Batching Nodes
Batching nodes represent a deliberate operational shift in how NPipeline processes data. While NPipeline is built on the principle of strict item-by-item flow control—where each data item is processed individually and immediately forwarded—batching groups items together for specific practical reasons.
Batching is used when downstream operations need collecting a specified number of input items or items over a certain time period before processing them as a group. This is not an optimization but often a necessity for certain workloads: bulk database inserts, transactional boundaries, and API calls that accept multiple records require this grouping approach.
Architectural Pattern Shared with Aggregation: Like aggregation nodes, batching represents a shift from NPipeline's item-level streaming model to higher-level data grouping. Both require you to step outside the default item-by-item pattern. The key difference: batching groups by count/time for operational efficiency, while aggregation groups by key and event time for data correctness. See Aggregation Nodes for patterns that handle temporal ordering of events.
NPipeline provides the BatchingNode<T> transform node and related extensions to simplify batching operations.
BatchingNode<T>
The BatchingNode<T> is a transform that takes individual items of type T and outputs IReadOnlyCollection<T>, representing a batch of items.

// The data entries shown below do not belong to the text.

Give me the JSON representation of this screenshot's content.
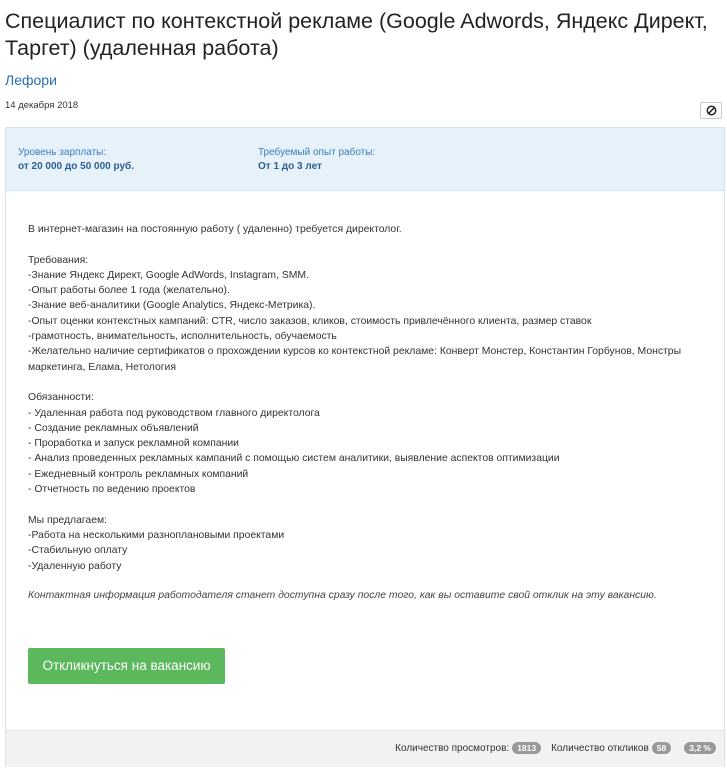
{
  "vacancy": {
    "title": "Специалист по контекстной рекламе (Google Adwords, Яндекс Директ, Таргет) (удаленная работа)",
    "company": "Лефори",
    "date": "14 декабря 2018"
  },
  "summary": {
    "salary_label": "Уровень зарплаты:",
    "salary_value": "от 20 000 до 50 000 руб.",
    "experience_label": "Требуемый опыт работы:",
    "experience_value": "От 1 до 3 лет"
  },
  "description": {
    "intro": "В интернет-магазин на постоянную работу ( удаленно) требуется директолог.",
    "requirements_title": "Требования:",
    "requirements": [
      "-Знание Яндекс Директ, Google AdWords, Instagram, SMM.",
      "-Опыт работы более 1 года (желательно).",
      "-Знание веб-аналитики (Google Analytics, Яндекс-Метрика).",
      "-Опыт оценки контекстных кампаний: CTR, число заказов, кликов, стоимость привлечённого клиента, размер ставок",
      "-грамотность, внимательность, исполнительность, обучаемость",
      "-Желательно наличие сертификатов о прохождении курсов ко контекстной рекламе: Конверт Монстер, Константин Горбунов, Монстры маркетинга, Елама, Нетология"
    ],
    "duties_title": "Обязанности:",
    "duties": [
      "- Удаленная работа под руководством главного директолога",
      "- Создание рекламных объявлений",
      "- Проработка и запуск рекламной компании",
      "- Анализ проведенных рекламных кампаний с помощью систем аналитики, выявление аспектов оптимизации",
      "- Ежедневный контроль рекламных компаний",
      "- Отчетность по ведению проектов"
    ],
    "offer_title": "Мы предлагаем:",
    "offer": [
      "-Работа на несколькими разноплановыми проектами",
      "-Стабильную оплату",
      "-Удаленную работу"
    ],
    "contact_note": "Контактная информация работодателя станет доступна сразу после того, как вы оставите свой отклик на эту вакансию."
  },
  "actions": {
    "apply_label": "Откликнуться на вакансию",
    "hide_icon": "block-icon"
  },
  "stats": {
    "views_label": "Количество просмотров:",
    "views_count": "1813",
    "responses_label": "Количество откликов",
    "responses_count": "58",
    "response_rate": "3,2 %"
  },
  "colors": {
    "link": "#2a6fb0",
    "header_bg": "#e6f1f9",
    "apply_button": "#5cb85c",
    "badge": "#999999"
  }
}
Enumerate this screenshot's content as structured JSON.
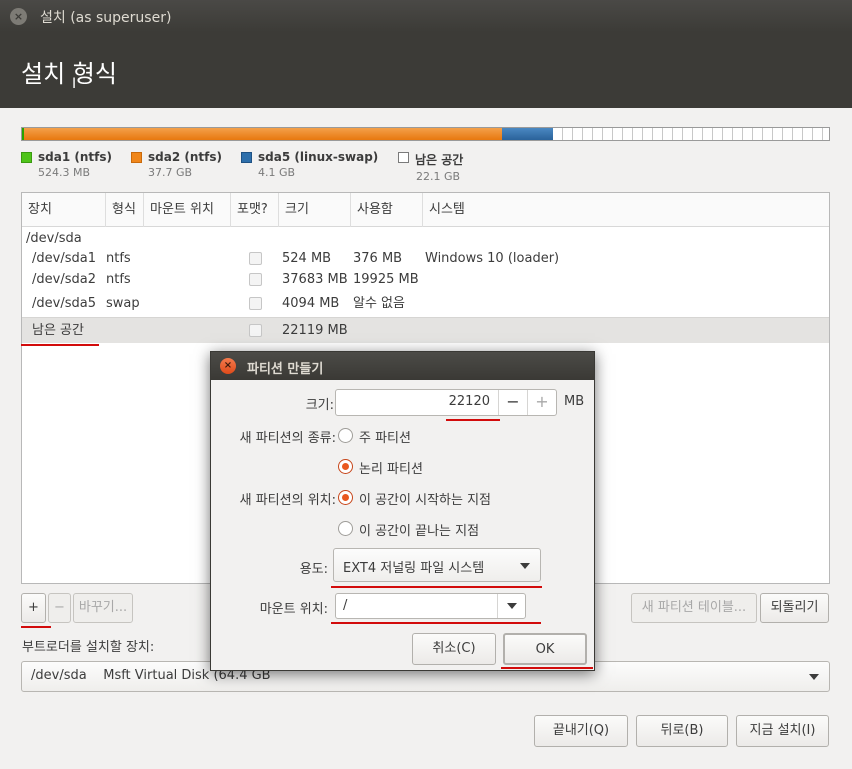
{
  "window": {
    "title": "설치 (as superuser)",
    "heading": "설치 형식"
  },
  "partition_bar": {
    "segments": [
      {
        "name": "sda1",
        "color": "#27a300",
        "fraction": 0.002
      },
      {
        "name": "sda2",
        "color": "#f0861a",
        "fraction": 0.594
      },
      {
        "name": "sda5",
        "color": "#2e6fab",
        "fraction": 0.063
      },
      {
        "name": "free",
        "color": "#ffffff",
        "fraction": 0.341
      }
    ]
  },
  "legend": [
    {
      "name": "sda1 (ntfs)",
      "size": "524.3 MB",
      "color": "#4fc41a"
    },
    {
      "name": "sda2 (ntfs)",
      "size": "37.7 GB",
      "color": "#f0861a"
    },
    {
      "name": "sda5 (linux-swap)",
      "size": "4.1 GB",
      "color": "#2e6fab"
    },
    {
      "name": "남은 공간",
      "size": "22.1 GB",
      "color": "#ffffff"
    }
  ],
  "table": {
    "columns": [
      "장치",
      "형식",
      "마운트 위치",
      "포맷?",
      "크기",
      "사용함",
      "시스템"
    ],
    "group": "/dev/sda",
    "rows": [
      {
        "device": "/dev/sda1",
        "type": "ntfs",
        "size": "524 MB",
        "used": "376 MB",
        "system": "Windows 10 (loader)"
      },
      {
        "device": "/dev/sda2",
        "type": "ntfs",
        "size": "37683 MB",
        "used": "19925 MB",
        "system": ""
      },
      {
        "device": "/dev/sda5",
        "type": "swap",
        "size": "4094 MB",
        "used": "알수 없음",
        "system": ""
      },
      {
        "device": "남은 공간",
        "type": "",
        "size": "22119 MB",
        "used": "",
        "system": ""
      }
    ]
  },
  "toolbar": {
    "add": "+",
    "remove": "−",
    "change": "바꾸기...",
    "new_table": "새 파티션 테이블...",
    "revert": "되돌리기"
  },
  "bootloader": {
    "label": "부트로더를 설치할 장치:",
    "value": "/dev/sda    Msft Virtual Disk (64.4 GB"
  },
  "footer": {
    "quit": "끝내기(Q)",
    "back": "뒤로(B)",
    "install": "지금 설치(I)"
  },
  "dialog": {
    "title": "파티션 만들기",
    "size_label": "크기:",
    "size_value": "22120",
    "size_unit": "MB",
    "minus": "−",
    "plus": "+",
    "type_label": "새 파티션의 종류:",
    "type_primary": "주 파티션",
    "type_logical": "논리 파티션",
    "location_label": "새 파티션의 위치:",
    "location_start": "이 공간이 시작하는 지점",
    "location_end": "이 공간이 끝나는 지점",
    "use_label": "용도:",
    "use_value": "EXT4 저널링 파일 시스템",
    "mount_label": "마운트 위치:",
    "mount_value": "/",
    "cancel": "취소(C)",
    "ok": "OK"
  },
  "colors": {
    "annotation_red": "#d20b0b",
    "header_bg": "#3c3b37",
    "accent_orange": "#e9581f"
  }
}
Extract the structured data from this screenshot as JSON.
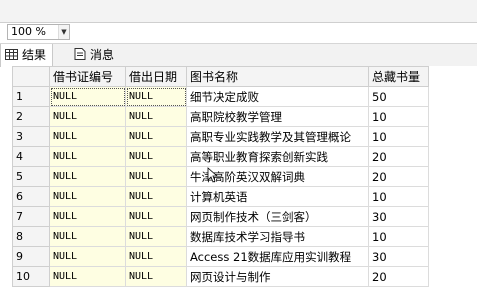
{
  "toolbar": {
    "zoom_value": "100 %"
  },
  "tabs": [
    {
      "label": "结果",
      "icon": "grid-icon"
    },
    {
      "label": "消息",
      "icon": "message-icon"
    }
  ],
  "grid": {
    "columns": [
      "借书证编号",
      "借出日期",
      "图书名称",
      "总藏书量"
    ],
    "rows": [
      {
        "num": "1",
        "card": "NULL",
        "date": "NULL",
        "title": "细节决定成败",
        "total": "50"
      },
      {
        "num": "2",
        "card": "NULL",
        "date": "NULL",
        "title": "高职院校教学管理",
        "total": "10"
      },
      {
        "num": "3",
        "card": "NULL",
        "date": "NULL",
        "title": "高职专业实践教学及其管理概论",
        "total": "10"
      },
      {
        "num": "4",
        "card": "NULL",
        "date": "NULL",
        "title": "高等职业教育探索创新实践",
        "total": "20"
      },
      {
        "num": "5",
        "card": "NULL",
        "date": "NULL",
        "title": "牛津高阶英汉双解词典",
        "total": "20"
      },
      {
        "num": "6",
        "card": "NULL",
        "date": "NULL",
        "title": "计算机英语",
        "total": "10"
      },
      {
        "num": "7",
        "card": "NULL",
        "date": "NULL",
        "title": "网页制作技术（三剑客）",
        "total": "30"
      },
      {
        "num": "8",
        "card": "NULL",
        "date": "NULL",
        "title": "数据库技术学习指导书",
        "total": "10"
      },
      {
        "num": "9",
        "card": "NULL",
        "date": "NULL",
        "title": "Access 21数据库应用实训教程",
        "total": "30"
      },
      {
        "num": "10",
        "card": "NULL",
        "date": "NULL",
        "title": "网页设计与制作",
        "total": "20"
      }
    ]
  }
}
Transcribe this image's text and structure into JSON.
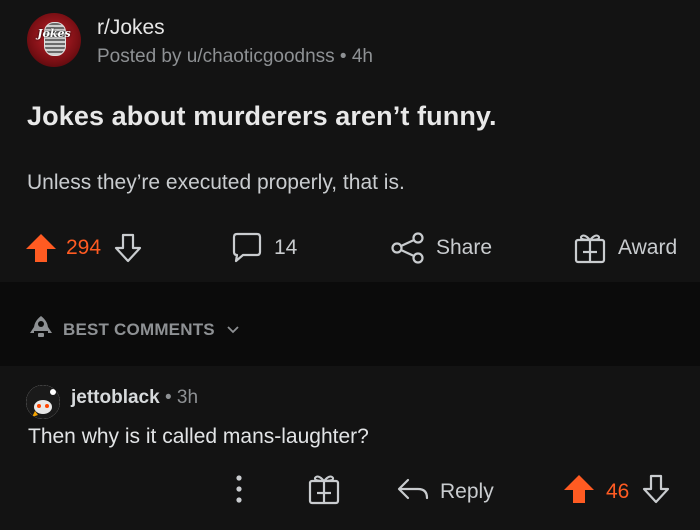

How It Works: A Practical Operational Choice
The BatchingNode<T> relies on the BatchingExecutionStrategy to handle batching logic. The ExecuteAsync method throws a NotSupportedException when called directly—this signals that batching requires special handling: control shifts from processing individual items to the execution strategy's management of collected batches.
The batching strategy collects items until either the configured batch size is reached or a timeout expires, then emits the collected batch as IReadOnlyCollection<T>.
Configuration
When you configure batching, you define explicit trade-offs:
- Batch Size: Maximum items per batch. Larger sizes increase throughput but increase latency and memory usage—items wait in the accumulator before processing.
- Batch Timeout: Maximum time to wait before emitting a partial batch. Shorter timeouts reduce latency; longer timeouts allow more accumulation and better efficiency.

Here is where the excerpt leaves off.